For quite a few years it has been the common plaint of the average punter that there is "not much in the Budget."

For once, the average punter is right. Unless you are a smoker. In which case either give up pronto or start talking to your bank manager about an overdraft to fund your habit.

Bill English's fourth Budget is probably his most forgettable.

It is certainly his dullest. Try as one might, it is hard to get excited about changing livestock valuation rules to prevent farmers getting an unintended tax break.


The Finance Minister will not be unhappy with such assessments.

He promised boring. We got boring. Perhaps for the first time, the string of pre-Budget announcements - usually restricted to less attention-grabbing areas of Government activity - may have eclipsed what was unveiled on the big day.

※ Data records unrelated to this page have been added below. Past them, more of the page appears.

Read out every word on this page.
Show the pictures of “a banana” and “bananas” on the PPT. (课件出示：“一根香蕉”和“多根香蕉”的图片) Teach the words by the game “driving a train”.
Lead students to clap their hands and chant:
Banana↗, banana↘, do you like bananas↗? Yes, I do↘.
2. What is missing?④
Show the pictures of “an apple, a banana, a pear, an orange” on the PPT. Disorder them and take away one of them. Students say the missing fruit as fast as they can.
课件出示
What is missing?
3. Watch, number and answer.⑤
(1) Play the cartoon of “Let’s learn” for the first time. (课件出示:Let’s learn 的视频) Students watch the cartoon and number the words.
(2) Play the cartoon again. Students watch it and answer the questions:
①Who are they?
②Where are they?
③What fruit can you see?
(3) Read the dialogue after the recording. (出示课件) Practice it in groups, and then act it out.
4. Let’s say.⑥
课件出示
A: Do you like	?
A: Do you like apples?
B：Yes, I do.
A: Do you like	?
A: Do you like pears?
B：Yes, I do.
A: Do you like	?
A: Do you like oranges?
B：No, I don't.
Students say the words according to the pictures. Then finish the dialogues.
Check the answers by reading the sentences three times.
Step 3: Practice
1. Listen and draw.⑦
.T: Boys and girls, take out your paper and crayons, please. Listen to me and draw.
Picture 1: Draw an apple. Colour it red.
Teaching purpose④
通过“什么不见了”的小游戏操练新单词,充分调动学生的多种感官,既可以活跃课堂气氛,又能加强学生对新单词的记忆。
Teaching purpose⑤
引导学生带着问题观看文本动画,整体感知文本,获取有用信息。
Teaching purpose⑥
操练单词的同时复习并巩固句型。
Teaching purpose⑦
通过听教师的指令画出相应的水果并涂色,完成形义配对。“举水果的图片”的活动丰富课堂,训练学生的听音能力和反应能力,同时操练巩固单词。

It is, however, a responsible Budget - and thus a Budget for very uncertain times.

Some might say too responsible. To reach the Holy Grail of Budget surplus by the end of the 2014-15 year, English has had to rein in Government spending to such an extent that it risks contracting the economy just when it poised to grow.

English's chances of hitting the target still hinge on Treasury forecasts - a wing and a prayer, in other words. And a strong tail wind to boot.

The target has become all-consuming. Its value now resides in it being a disciplining factor on the Government - and one which has a high degree of public support.

But a fiscal surplus is not a growth strategy.

While the Budget does allocate more money to science and innovation, the restraint on spending has meant the Government is unable to make the kind of quantum leap in industry assistance that would have justified the amalgamation of several Government departments into the new "super" economic development ministry.

And it looks like there will not be much cash next year either. Or the year after. And that leaves National vulnerable.